Church-friendly mobile app payments developer Pushpay has upgraded its earnings guidance for this financial year, with cost savings expected to offset marginally lower revised revenue.
Pushpay anticipates pre-tax earnings for the year to March 31 to jump to between $US23 million and $US25 million ($A33.85 million to $A36.8 million), up from a previously forecast $US18.5 million to $US20.5 million.
The Seattle and Auckland-based business – a mobile payment system for churches, schools and education providers in the US, Canada, Australia, and NZ – said this was because of efficiencies expected in the second half of the year, which it said on Friday would boost earnings by between $US2.5 million to $US6.5 million.
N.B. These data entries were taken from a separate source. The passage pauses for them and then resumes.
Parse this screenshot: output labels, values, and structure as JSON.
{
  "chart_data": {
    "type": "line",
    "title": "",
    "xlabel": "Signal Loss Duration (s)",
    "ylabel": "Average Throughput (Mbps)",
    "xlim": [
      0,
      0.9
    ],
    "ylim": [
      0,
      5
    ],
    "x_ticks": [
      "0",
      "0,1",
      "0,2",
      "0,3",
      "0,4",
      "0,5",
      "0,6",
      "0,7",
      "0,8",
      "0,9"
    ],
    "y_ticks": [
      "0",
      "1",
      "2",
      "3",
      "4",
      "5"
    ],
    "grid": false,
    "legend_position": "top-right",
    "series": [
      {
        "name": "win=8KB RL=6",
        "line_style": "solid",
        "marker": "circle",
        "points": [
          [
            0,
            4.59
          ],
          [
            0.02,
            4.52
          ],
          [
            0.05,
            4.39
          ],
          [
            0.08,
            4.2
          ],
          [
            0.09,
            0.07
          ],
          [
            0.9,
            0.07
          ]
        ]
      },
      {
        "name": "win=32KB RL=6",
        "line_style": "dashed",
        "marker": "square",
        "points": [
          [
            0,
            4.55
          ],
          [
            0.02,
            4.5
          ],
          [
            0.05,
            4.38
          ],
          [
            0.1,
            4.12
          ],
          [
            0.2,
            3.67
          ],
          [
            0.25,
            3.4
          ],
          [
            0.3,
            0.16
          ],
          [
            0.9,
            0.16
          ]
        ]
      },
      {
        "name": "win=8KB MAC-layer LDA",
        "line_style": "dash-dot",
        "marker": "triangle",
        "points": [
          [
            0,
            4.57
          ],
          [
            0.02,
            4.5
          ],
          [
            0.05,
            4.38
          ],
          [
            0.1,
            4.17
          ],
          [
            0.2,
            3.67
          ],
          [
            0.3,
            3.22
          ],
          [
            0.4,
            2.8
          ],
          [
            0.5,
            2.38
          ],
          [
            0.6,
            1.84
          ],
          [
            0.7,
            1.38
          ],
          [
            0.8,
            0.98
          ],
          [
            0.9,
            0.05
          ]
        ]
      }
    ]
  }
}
The ASX and NZX-listed firm said this will compensate for softer $US121 million to $US124 million revenue guidance, down from $US122.5 million to $US125.5 million.
“As previously indicated at our 2019 annual meeting, new customer acquisition over the start of the financial year was lower than the previous year,” Pushpay chief executive Bruce Gordon said.
“We have subsequently adjusted our operating revenue guidance range to reflect this.”
Pushpay’s ASX shares hit an all-time high of $4.16 in June 2018, but have since shed almost a quarter of their value.
However, the company’s stock bounced 1.58 per cent to $3.21 at 1045 AEST on Friday after the announcement.